Friday, October 8, 2010;
Rates on 30-year mortgages fell to the lowest levels in decades for the ninth time in 12 weeks, pushed down by traders anticipating a move by the Federal Reserve to pump more money into the economy.
The average rate for 30-year fixed loans dropped to 4.27 percent, mortgage buyer Freddie Mac said Thursday. That's the lowest on record dating back to 1971 and is down from 4.32 percent last week.
The average rate on 15-year fixed loans, a popular choice for refinancing, dropped to 3.72 percent from 3.75 percent. That was lowest on record dating back to 1991.
Rates on five-year adjustable-rate mortgages averaged 3.47 percent, down from 3.52 percent a week earlier.
Rates on one-year adjustable-rate mortgages fell to an average of 3.40 percent from 3.48 percent.
"You're going to get some people enticed to buy new homes," said Scott Brown, chief economist at Raymond James & Associates in St. Petersburg, Fla. "But people are still a bit shellshocked by the downturn in prices, and they're going to be a lot more careful than they were before."
Rates have mostly fallen since spring as investors shifted money into the safety of Treasury bonds, lowering their yields.

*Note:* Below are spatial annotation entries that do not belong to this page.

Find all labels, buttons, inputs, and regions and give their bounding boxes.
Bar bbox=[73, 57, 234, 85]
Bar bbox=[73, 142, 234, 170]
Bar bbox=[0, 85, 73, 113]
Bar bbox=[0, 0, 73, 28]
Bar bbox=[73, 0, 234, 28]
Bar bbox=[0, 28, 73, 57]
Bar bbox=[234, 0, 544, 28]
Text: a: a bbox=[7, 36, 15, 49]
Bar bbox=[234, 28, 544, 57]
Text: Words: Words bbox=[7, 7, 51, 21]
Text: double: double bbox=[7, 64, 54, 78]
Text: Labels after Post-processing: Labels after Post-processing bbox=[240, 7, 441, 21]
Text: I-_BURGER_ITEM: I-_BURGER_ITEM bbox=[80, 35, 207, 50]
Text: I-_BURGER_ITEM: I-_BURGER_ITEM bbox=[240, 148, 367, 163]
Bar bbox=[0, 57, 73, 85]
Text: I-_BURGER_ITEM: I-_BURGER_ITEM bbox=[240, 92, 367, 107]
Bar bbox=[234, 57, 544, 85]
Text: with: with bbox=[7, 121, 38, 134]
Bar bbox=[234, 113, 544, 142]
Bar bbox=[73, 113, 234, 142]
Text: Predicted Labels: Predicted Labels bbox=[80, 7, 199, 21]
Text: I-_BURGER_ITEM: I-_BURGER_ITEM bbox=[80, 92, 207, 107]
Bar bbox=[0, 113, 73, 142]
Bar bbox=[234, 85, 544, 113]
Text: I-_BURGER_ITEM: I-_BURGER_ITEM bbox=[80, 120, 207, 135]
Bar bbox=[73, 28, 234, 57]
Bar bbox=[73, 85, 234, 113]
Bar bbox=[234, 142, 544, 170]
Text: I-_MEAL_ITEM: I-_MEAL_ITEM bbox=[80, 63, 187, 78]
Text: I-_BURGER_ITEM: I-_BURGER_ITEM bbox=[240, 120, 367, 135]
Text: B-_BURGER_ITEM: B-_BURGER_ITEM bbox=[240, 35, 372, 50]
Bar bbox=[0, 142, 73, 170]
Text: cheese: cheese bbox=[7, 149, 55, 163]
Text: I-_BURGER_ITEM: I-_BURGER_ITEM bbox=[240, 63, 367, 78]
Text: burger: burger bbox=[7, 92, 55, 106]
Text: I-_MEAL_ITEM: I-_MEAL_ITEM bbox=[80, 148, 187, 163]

Mortgage rates tend to track those yields.
The 30-year rate was 5.08 percent at the beginning of April, and the 15-year rate was 4.39 percent.
In recent weeks, Treasury yields have dropped because investors expect the Federal Reserve to increase its Treasury purchases soon to boost the economy. That has pushed down rates.
On Wednesday, the closely watched 10-year yield reached its lowest point of the year, at 2.39 percent, following a surprisingly weak employment report.
The Mortgage Bankers Association's index of mortgage applications declined for the fifth straight week in the period that ended Oct. 1, the Washington-based group said Wednesday.
Loan refinancing fell 2.5 percent to an eight-week low.